Stephen Head

Current position
- Title: Midwest Scout
- Team: Los Angeles Dodgers

Biographical details
- Born: January 13, 1984 (age 41) Raymond, Mississippi, U.S.

Playing career
- 2003–2005: Ole Miss
- 2005: Mahoning Valley Scrappers
- 2005–2007: Kinston Indians
- 2007–2008: Akron Aeros
- 2009: Columbus Clippers
- 2009: Mahoning Valley Scrappers
- 2010: Southern Illinois Miners
- 2011: Tri-City Dust Devils
- 2011: Asheville Tourists
- Position: First baseman / Outfielder

Coaching career (HC unless noted)
- 2012: Ole Miss (SA)
- 2014–2015: Ole Miss (BC)

Administrative career (AD unless noted)
- 2013: Ole Miss (DO)
- 2019–present: Los Angeles Dodgers (Scout)

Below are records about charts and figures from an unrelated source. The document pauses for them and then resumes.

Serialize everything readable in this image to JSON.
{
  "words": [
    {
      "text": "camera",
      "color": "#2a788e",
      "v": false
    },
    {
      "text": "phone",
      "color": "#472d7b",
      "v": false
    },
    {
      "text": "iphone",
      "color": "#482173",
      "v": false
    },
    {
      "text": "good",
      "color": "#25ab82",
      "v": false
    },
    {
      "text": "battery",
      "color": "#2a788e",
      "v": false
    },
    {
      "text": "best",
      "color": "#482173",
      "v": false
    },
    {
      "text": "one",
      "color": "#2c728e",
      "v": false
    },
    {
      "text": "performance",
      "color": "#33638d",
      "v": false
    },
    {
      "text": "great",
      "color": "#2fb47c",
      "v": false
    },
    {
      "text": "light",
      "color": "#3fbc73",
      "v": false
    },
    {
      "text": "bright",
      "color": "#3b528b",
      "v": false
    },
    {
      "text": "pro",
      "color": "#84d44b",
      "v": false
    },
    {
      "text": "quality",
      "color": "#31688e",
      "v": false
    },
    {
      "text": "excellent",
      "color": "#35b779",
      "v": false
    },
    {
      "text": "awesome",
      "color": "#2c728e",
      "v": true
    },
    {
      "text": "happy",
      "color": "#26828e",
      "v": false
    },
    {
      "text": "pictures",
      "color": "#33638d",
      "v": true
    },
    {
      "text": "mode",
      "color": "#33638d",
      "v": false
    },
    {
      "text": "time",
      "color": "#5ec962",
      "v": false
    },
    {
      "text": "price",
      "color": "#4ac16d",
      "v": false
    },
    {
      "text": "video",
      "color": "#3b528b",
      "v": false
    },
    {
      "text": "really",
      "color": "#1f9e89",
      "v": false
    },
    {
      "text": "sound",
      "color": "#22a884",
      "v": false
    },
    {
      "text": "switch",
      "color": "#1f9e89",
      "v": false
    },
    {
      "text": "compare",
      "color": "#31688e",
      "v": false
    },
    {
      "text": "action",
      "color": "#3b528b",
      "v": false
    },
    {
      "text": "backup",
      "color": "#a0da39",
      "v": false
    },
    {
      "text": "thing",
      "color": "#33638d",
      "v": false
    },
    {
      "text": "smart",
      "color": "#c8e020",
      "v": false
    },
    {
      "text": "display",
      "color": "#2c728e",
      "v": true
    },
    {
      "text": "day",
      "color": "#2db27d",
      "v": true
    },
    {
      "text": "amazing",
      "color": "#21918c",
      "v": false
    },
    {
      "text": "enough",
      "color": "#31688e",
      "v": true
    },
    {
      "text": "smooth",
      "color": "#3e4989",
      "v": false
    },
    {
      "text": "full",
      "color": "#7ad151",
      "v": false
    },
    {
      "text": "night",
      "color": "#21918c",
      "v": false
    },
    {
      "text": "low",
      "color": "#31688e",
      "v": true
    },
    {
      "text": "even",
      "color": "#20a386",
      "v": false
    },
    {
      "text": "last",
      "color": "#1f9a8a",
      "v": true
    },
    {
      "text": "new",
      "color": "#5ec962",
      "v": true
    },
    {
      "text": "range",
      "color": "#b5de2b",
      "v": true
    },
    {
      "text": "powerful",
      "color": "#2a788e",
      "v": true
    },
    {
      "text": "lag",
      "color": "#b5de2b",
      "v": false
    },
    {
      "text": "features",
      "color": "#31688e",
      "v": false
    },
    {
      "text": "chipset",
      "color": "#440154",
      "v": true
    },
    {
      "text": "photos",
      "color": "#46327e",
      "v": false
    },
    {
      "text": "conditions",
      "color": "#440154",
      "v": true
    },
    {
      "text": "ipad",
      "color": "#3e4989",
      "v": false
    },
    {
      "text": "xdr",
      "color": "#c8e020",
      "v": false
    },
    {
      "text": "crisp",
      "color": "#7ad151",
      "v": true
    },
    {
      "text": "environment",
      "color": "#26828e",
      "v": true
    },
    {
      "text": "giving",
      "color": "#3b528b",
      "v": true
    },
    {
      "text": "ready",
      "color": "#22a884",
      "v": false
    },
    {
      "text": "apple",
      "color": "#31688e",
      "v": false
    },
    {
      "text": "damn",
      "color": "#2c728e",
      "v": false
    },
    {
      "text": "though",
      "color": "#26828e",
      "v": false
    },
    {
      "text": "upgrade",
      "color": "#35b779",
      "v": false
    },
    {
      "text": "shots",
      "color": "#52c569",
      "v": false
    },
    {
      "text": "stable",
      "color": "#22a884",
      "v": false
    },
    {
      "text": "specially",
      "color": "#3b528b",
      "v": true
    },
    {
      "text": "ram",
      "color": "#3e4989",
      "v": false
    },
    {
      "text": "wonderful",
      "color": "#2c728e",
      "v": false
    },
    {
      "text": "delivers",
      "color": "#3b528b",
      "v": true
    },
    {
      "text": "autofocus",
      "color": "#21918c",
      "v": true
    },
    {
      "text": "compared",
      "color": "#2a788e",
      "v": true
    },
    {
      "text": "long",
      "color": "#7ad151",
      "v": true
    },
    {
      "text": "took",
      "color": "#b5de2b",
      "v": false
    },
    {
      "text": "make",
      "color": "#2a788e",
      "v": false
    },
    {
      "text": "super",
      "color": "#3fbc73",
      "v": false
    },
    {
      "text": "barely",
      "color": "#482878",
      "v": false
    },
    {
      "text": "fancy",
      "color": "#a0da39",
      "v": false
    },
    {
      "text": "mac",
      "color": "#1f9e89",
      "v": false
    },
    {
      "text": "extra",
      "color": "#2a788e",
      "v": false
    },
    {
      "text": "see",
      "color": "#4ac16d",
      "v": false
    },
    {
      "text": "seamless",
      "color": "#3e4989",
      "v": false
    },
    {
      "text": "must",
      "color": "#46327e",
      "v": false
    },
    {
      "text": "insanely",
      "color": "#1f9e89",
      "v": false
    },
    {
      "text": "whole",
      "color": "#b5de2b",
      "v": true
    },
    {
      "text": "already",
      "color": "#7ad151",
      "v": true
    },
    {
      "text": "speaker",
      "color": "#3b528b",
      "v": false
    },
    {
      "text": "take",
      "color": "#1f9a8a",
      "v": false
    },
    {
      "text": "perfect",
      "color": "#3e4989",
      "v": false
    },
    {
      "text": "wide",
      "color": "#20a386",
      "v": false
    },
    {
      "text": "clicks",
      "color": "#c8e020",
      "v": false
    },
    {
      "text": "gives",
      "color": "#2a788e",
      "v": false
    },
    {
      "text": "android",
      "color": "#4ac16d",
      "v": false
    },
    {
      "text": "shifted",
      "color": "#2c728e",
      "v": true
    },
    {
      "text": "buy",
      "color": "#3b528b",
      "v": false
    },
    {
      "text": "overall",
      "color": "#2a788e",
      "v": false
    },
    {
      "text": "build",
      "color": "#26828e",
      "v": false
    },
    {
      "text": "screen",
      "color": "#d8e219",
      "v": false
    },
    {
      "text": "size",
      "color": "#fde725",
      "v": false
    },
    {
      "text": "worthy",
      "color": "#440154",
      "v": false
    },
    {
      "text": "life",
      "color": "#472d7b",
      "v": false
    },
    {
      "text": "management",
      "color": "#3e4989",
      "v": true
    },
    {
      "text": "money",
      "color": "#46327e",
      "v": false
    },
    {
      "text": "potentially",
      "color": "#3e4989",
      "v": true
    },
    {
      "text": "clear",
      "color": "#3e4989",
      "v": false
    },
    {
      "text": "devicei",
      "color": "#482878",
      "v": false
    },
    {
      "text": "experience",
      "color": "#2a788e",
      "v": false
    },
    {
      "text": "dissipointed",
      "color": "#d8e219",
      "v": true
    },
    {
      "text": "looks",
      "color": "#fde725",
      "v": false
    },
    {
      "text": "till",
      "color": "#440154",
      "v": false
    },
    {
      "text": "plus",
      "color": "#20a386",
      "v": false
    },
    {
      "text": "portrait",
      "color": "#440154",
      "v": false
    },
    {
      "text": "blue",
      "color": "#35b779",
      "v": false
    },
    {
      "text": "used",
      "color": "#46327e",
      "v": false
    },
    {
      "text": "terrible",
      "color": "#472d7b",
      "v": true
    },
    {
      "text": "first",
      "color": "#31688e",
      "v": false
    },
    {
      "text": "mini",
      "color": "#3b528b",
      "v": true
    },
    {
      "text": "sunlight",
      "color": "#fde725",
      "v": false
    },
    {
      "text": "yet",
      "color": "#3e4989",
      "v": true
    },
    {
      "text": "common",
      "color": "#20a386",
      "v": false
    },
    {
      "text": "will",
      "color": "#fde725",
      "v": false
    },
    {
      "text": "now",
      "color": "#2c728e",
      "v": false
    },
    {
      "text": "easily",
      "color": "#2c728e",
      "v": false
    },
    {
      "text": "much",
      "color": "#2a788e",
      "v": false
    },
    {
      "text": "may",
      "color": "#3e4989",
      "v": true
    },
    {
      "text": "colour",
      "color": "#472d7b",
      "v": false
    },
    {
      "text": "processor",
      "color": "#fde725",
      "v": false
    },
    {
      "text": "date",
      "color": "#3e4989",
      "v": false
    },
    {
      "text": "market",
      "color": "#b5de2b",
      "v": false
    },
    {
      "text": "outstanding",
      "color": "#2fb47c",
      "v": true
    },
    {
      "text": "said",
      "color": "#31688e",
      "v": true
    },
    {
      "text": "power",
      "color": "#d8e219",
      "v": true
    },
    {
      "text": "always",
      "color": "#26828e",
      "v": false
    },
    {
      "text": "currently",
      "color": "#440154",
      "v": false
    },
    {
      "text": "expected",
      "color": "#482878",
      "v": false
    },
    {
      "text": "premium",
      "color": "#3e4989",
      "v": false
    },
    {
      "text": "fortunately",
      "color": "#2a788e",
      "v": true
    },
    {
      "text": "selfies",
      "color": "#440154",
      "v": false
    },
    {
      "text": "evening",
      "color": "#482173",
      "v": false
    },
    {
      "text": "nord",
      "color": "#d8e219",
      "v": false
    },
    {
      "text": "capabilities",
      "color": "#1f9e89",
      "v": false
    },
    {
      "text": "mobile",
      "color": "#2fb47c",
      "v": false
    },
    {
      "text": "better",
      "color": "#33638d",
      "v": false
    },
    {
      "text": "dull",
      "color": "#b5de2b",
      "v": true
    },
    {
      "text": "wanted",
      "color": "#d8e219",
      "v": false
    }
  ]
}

Accomplishments and honors

Awards
- SEC Player of the Year (2004);

= Stephen Head =

American baseball player (born 1984)

Stephen Anthony Head (born January 13, 1984) is an American professional baseball scout and former infielder and outfielder, who is currently a scout of the Los Angeles Dodgers organization. He played college baseball at Ole Miss for head coach Mike Bianco from 2003 to 2005 before playing professionally from 2005 to 2011. He then spent 4 years as an assistant coach at Ole Miss (2012–2015)

==Early years==
Head attended Hillcrest Christian School (Jackson, Mississippi) and the University of Mississippi. He was the designated hitter for the United States national baseball team during the 2003 Pan American Games, receiving a silver medal for his efforts. In 2004, Head was the inaugural recipient of the Ferriss Trophy (now the C Spire Ferriss Trophy), awarded annually to Mississippi's top collegiate baseball player. Head was selected by the Cleveland Indians with the 62nd overall pick in the 2005 Major League Baseball draft.

==Professional baseball==
From 2005 through 2009, Head played in the Indians' farm system, reaching as high as Triple-A with the Columbus Clippers. Head spent the 2008 season with the Akron Aeros and helped lead the team to the Eastern League Championship Series. He played in 2010 with the independent Southern Illinois Miners of the Frontier League. His final season of professional baseball was 2011, when he pitched for the Class A-Short Season Tri-City Dust Devils, and the Class A Asheville Tourists within the Colorado Rockies organization.